Do the current Stage Series make a nice beginner, intermediate or even pro kit? Yes. Were the Birch Absolutes some of the best birch kits made, right along with the Recording Customs? Yes. Tons of drummers have owned either RC's or BCA's. Are they highly regarded? Yes. To each, his own. When buying a kit (or anything else for that matter), cost is usually a factor. Stages offer excellent value, but do lack a bit in overall quality compared to Absolutes. 'You get what you pay for' as they say, but there's nothing wrong with owning either series.
 

wildbill

Platinum Member
...one could get a Stage Custom kit, change heads of course, replace the metal tuning rod washers with nylon ones, purchase thicker hoops, unscrew the tom mounts (or mount; im a four-piece guy) and floor tom legs, and get a RIMS-esque mount or FlexFrame for the tom(s) and DynaMount the floor tom,...

...And one might wanna exchange the metal bass drum claws with ones with rubber lining... But What do you guys think?

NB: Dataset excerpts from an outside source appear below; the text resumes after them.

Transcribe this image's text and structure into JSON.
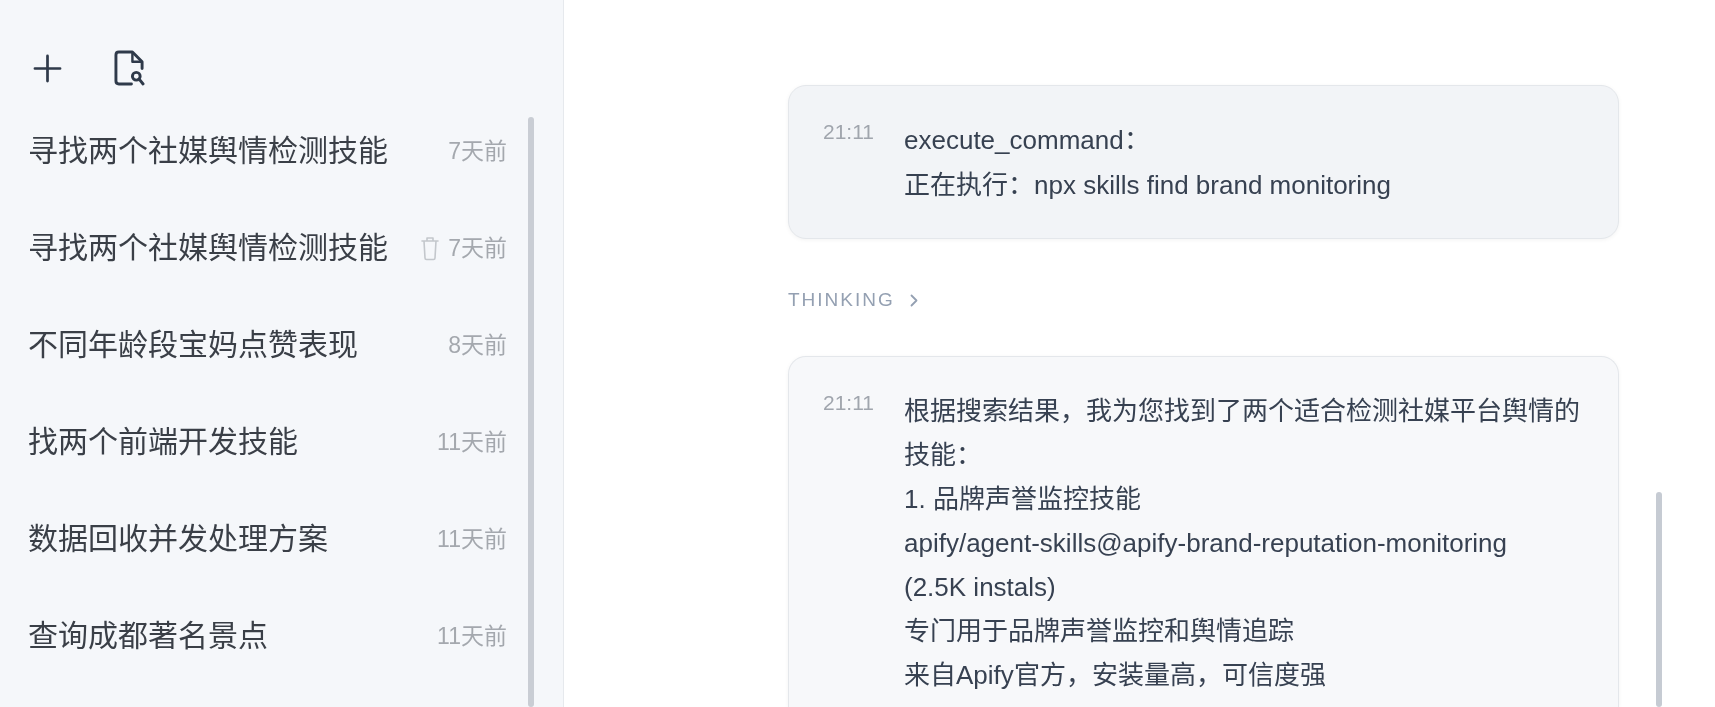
{
  "sidebar": {
    "conversations": [
      {
        "title": "寻找两个社媒舆情检测技能",
        "time": "7天前",
        "hovered": false
      },
      {
        "title": "寻找两个社媒舆情检测技能",
        "time": "7天前",
        "hovered": true
      },
      {
        "title": "不同年龄段宝妈点赞表现",
        "time": "8天前",
        "hovered": false
      },
      {
        "title": "找两个前端开发技能",
        "time": "11天前",
        "hovered": false
      },
      {
        "title": "数据回收并发处理方案",
        "time": "11天前",
        "hovered": false
      },
      {
        "title": "查询成都著名景点",
        "time": "11天前",
        "hovered": false
      }
    ]
  },
  "chat": {
    "messages": [
      {
        "kind": "tool",
        "time": "21:11",
        "lines": [
          "execute_command：",
          "正在执行：npx skills find brand monitoring"
        ]
      },
      {
        "kind": "thinking",
        "label": "THINKING",
        "expanded": false
      },
      {
        "kind": "reply",
        "time": "21:11",
        "lines": [
          "根据搜索结果，我为您找到了两个适合检测社媒平台舆情的技能：",
          "1. 品牌声誉监控技能",
          "apify/agent-skills@apify-brand-reputation-monitoring",
          "(2.5K instals)",
          "专门用于品牌声誉监控和舆情追踪",
          "来自Apify官方，安装量高，可信度强"
        ]
      }
    ]
  }
}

I think you could do that. But it's a lot of work, a lot of parts chasing, and a lot of time involved.
I'm not sure where you could get some of the parts without purchasing the used drums that they're attached to.
If some of the parts aren't exact matches, it might mean having to drill new holes, and plug old ones.
And personally, I don't care for your idea about the mounts. I like Yamaha's mounting system just fine.
In the end, you'd have a modified Stage Custom kit, that would have value to you, but might not have much more resale value than a stock kit.
 

JosephDAqui

Silver Member
I pretty much did that, but without changing any mounts because they are fine - it's a stage custom birch bought in early 2012. Here's the cost breakdown:

- 5 piece kit (22, 10, 12, 16, 14 snare) for $650.00 (in natural finish)
- 14 x 14 Floor tom for $160.00
- 8 x 7 add-on tom for $110.00
- 2.3mm triple flange (brass) hoops for all the drums and die-cast hoop clamps for the BD for $120.00
- Sleeved washers for all the drums and 2 snares (pack of 100) for $24.00
- I sold the snare for $75.00 (credited in the sum below)
- Remo clear Emperor batters - new fusion pack - $37.00 (10, 12, 16)
- Remo clear Emperor 8" for $10.00
- Remo clear Emperor 14" for $13.00


Total cost = $1,049.00 (check my profile pics if you are curious)

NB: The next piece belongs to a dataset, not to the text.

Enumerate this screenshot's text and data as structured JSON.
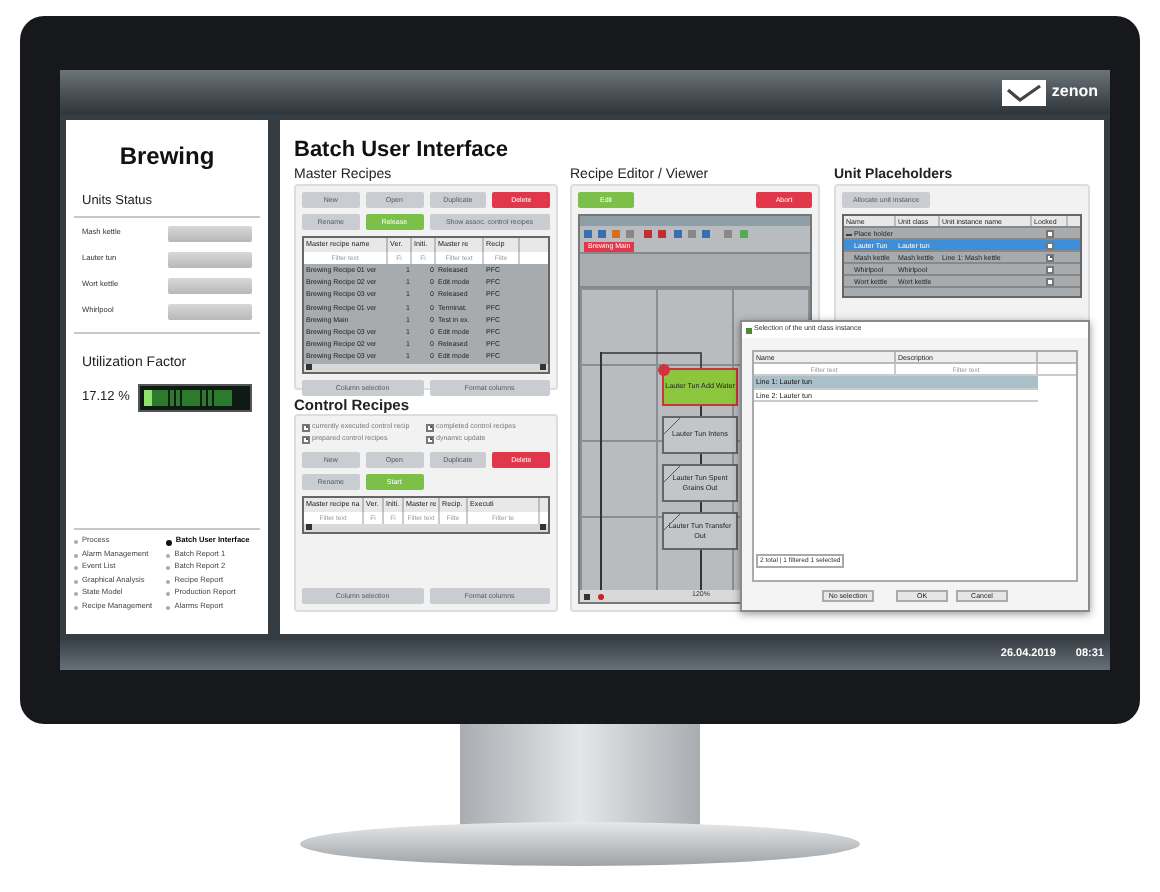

I originally bought it based on sound alone. I liked it better than other kits I tried head-to-head: Gretsch Renowns, Tama Birch (Superstar and Starclassic), DW Design Series, and etc. It all comes down to what sound pleases you completely. When I think about what i spent to get the perfect kit for me, compared to what I was checking out, I think I fared pretty well and saved quite a bit, which I spent on buying some "K's" :).

I play DW, Tama and Pearl kits all the time on gigs and studios, but when possible, especially for recordings I will always use MY kit - engineers and fellow musicians always comment how great it sounds and looks. (I also use a TuneBot - using full resonant settings - matched frequencies for both heads)

Something to consider: customize it and make it your own.